Skip to content

Vitaliy-1/docxToJats

Repository files navigation

Description

DocxToJats is a PHP library that converts DOCX archives that comply OOXML standards into JATS XML (Journal Article Tag Suite) format. It's tested with DOCX produced by LibreOffice, MS Word, and Google Docs.

Requirements

  • The only requirement is PHP 7.3 or higher.
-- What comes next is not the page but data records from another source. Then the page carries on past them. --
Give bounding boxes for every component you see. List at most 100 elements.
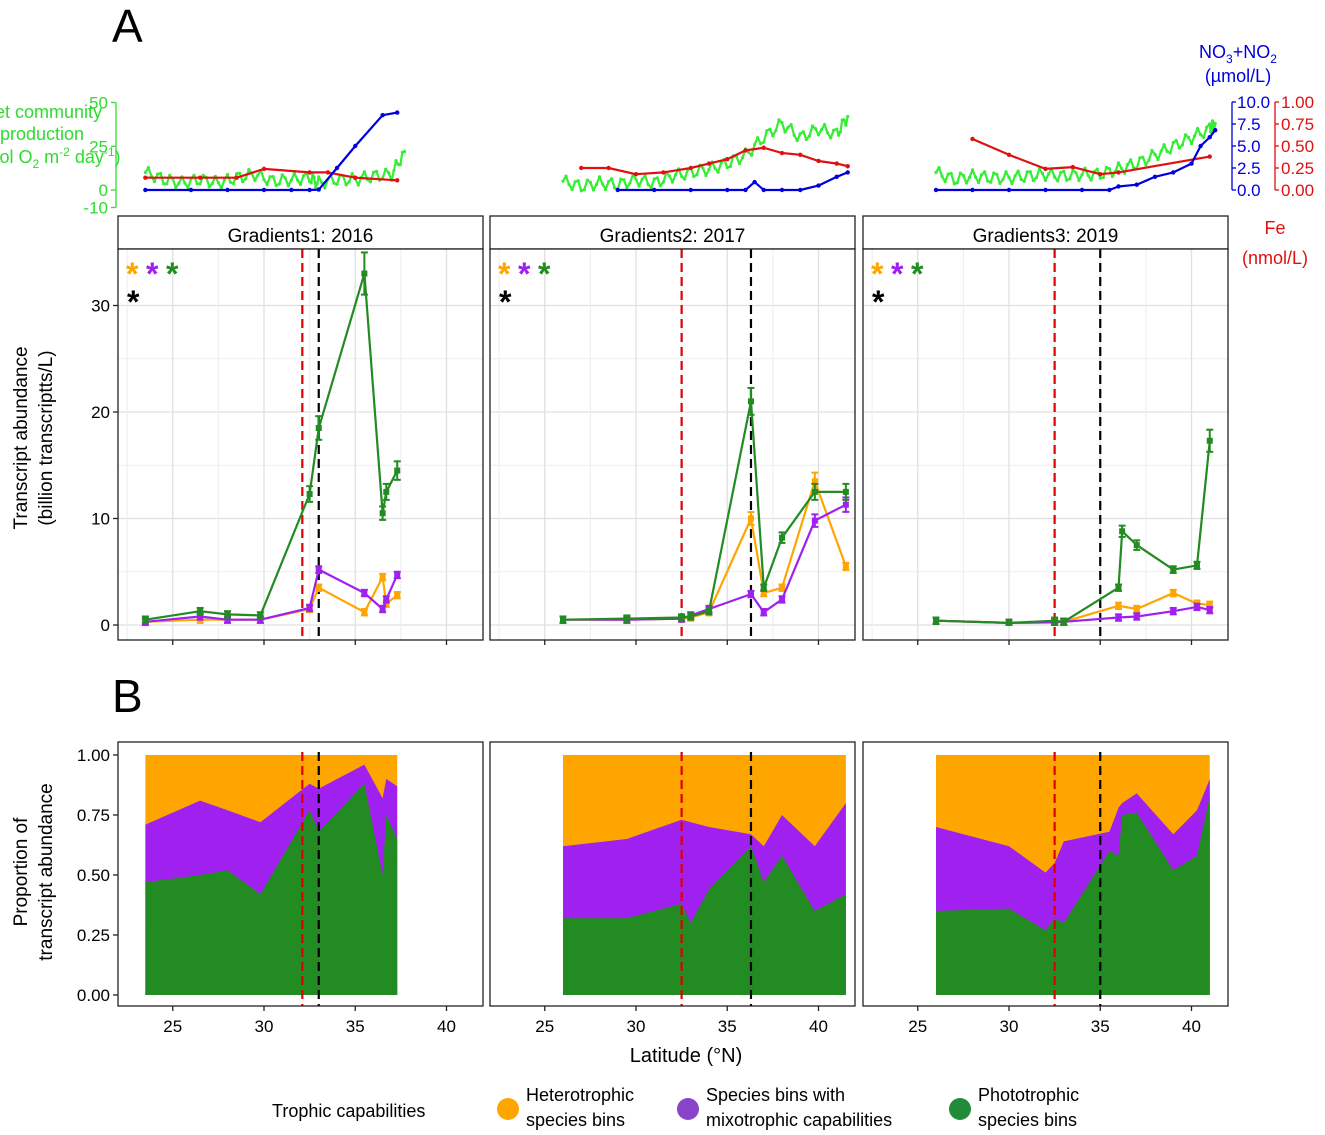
phototrophic-point — [1170, 566, 1177, 573]
no3-series-point — [752, 179, 757, 185]
ncp-series-point — [384, 167, 388, 171]
fe-tick-label: 0.00 — [1281, 181, 1314, 200]
no3-series-point — [289, 187, 294, 193]
no3-series-point — [188, 187, 194, 193]
ncp-series-point — [174, 186, 178, 190]
ncp-series-point — [274, 183, 278, 188]
ncp-series-point — [152, 180, 157, 184]
ncp-series-point — [610, 177, 614, 181]
no3-series-point — [1189, 161, 1194, 166]
ncp-series-point — [1046, 172, 1051, 176]
ncp-series-point — [600, 182, 605, 186]
fe-series-point — [579, 165, 584, 171]
no3-series-point — [845, 170, 850, 175]
no3-series-point — [334, 165, 340, 171]
ncp-series-point — [940, 174, 944, 178]
panel-b-facet-2: 25 30 35 40 — [489, 741, 856, 1036]
ncp-series-point — [146, 165, 151, 170]
ncp-series-point — [816, 133, 821, 137]
mixotrophic-point — [1133, 613, 1140, 620]
fe-series-point — [234, 175, 239, 180]
ncp-series-point — [701, 166, 705, 170]
ncp-series-point — [320, 180, 324, 185]
heterotrophic-point — [842, 563, 849, 570]
ncp-series — [562, 116, 849, 192]
ncp-series-point — [992, 171, 996, 175]
ncp-series-point — [1107, 167, 1111, 171]
ncp-series-point — [186, 186, 190, 190]
ncp-tick-label: 50 — [89, 94, 108, 113]
y-tick-label: 0.75 — [77, 806, 110, 825]
ncp-series-point — [976, 180, 981, 185]
heterotrophic-point — [1206, 601, 1213, 608]
ncp-series-point — [1074, 171, 1078, 175]
phototrophic-point — [678, 614, 685, 621]
facet-border — [862, 741, 1229, 1007]
ncp-axis-label: Net community production (mmol O2 m-2 da… — [0, 102, 121, 171]
significance-star: * — [146, 256, 159, 292]
ncp-series-point — [168, 173, 172, 178]
ncp-series-point — [1126, 163, 1130, 167]
ncp-series-point — [309, 181, 313, 185]
phototrophic-point — [1006, 619, 1012, 626]
ncp-series-point — [946, 172, 950, 176]
no3-sub1: 3 — [1226, 52, 1233, 66]
mixotrophic-point — [1170, 608, 1177, 615]
ncp-series-point — [713, 166, 717, 170]
ncp-series-point — [1141, 155, 1145, 159]
ncp-series-point — [183, 181, 187, 185]
ncp-series-point — [1077, 178, 1081, 183]
ncp-series-point — [1168, 151, 1172, 155]
fe-series — [581, 146, 848, 176]
fe-series-point — [743, 148, 748, 153]
ncp-series-point — [998, 181, 1002, 185]
ncp-series-point — [719, 161, 723, 165]
ncp-series-point — [1177, 146, 1181, 150]
x-tick-label: 40 — [437, 1017, 456, 1036]
ncp-series-point — [155, 172, 160, 176]
mixotrophic-point — [379, 606, 386, 613]
ncp-series-point — [652, 177, 656, 181]
fe-series-point — [261, 166, 267, 172]
ncp-series-point — [807, 134, 811, 138]
heterotrophic-point — [747, 515, 754, 522]
ncp-series-point — [835, 127, 839, 131]
ncp-series-point — [1189, 141, 1194, 146]
ncp-series-point — [1086, 173, 1090, 177]
ncp-series-point — [1116, 161, 1121, 165]
significance-star: * — [518, 256, 531, 292]
ncp-series-point — [607, 180, 611, 184]
no3-series-point — [798, 187, 803, 193]
ncp-series-point — [387, 171, 391, 175]
fe-axis-label: Fe (nmol/L) — [1242, 218, 1308, 268]
ncp-unit-sub: 2 — [32, 157, 39, 171]
phototrophic-point — [257, 612, 264, 619]
panel-a-facet-2: Gradients2: 2017* * ** — [489, 215, 856, 645]
ncp-series-point — [280, 173, 284, 177]
ncp-series-point — [207, 185, 211, 189]
mixotrophic-point — [1115, 614, 1122, 621]
y-tick-label: 20 — [91, 403, 110, 422]
ncp-series-point — [637, 184, 641, 188]
heterotrophic-point — [1115, 602, 1122, 609]
ncp-unit-sup: -2 — [59, 145, 70, 159]
ncp-series-point — [253, 178, 257, 182]
mixotrophic-point — [1206, 607, 1213, 614]
y-tick-label: 0.00 — [77, 986, 110, 1005]
facet-title: Gradients1: 2016 — [228, 226, 374, 247]
fe-series-point — [970, 136, 975, 142]
ncp-series-point — [402, 149, 407, 154]
panel-a-ylabel-line1: Transcript abundance — [11, 346, 32, 529]
ncp-series-point — [649, 185, 653, 190]
ncp-series-point — [798, 132, 802, 136]
ncp-series-point — [347, 180, 351, 184]
ncp-series-point — [783, 130, 787, 134]
mixotrophic-point — [779, 596, 785, 603]
ncp-series-point — [695, 173, 699, 177]
ncp-series-point — [603, 187, 608, 192]
mixotrophic-point — [1193, 603, 1200, 610]
ncp-series-point — [1174, 138, 1178, 143]
ncp-series-point — [958, 171, 962, 175]
heterotrophic-point — [811, 478, 818, 485]
legend-item-heterotrophic-line1: Heterotrophic — [526, 1085, 634, 1105]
CLI version if running from a command line

Usage

  1. git clone https://github.com/Vitaliy-1/docxToJats.git
  2. cd docxToJats
  3. php docxtojats.php [/path/to/input/file.docx or /path/to/input/dir/] [/path/to/output/file.xml or /path/to/output/dir]. E.g., to process a single file: php docxtojats.php /mydir/file.docx /mydir/converted/file.xml - if output filename is pointed, attached files, like figures, will be moved into the same folder; to process multiple files in a folder by relative path: samples/input/ samples/output/.

Additional info

DocxToJats is used as a submodule to the DOCX Converter Plugin, written for Open Journal Systems. Unfortunately DOCX archive doesn't contain much metadata and JATS front elements remain not populated, thus, the best way would be to integrate docxToJats with editorial manager from where article's metadata can be retrieved. DOCX Converter Plugin is such an example.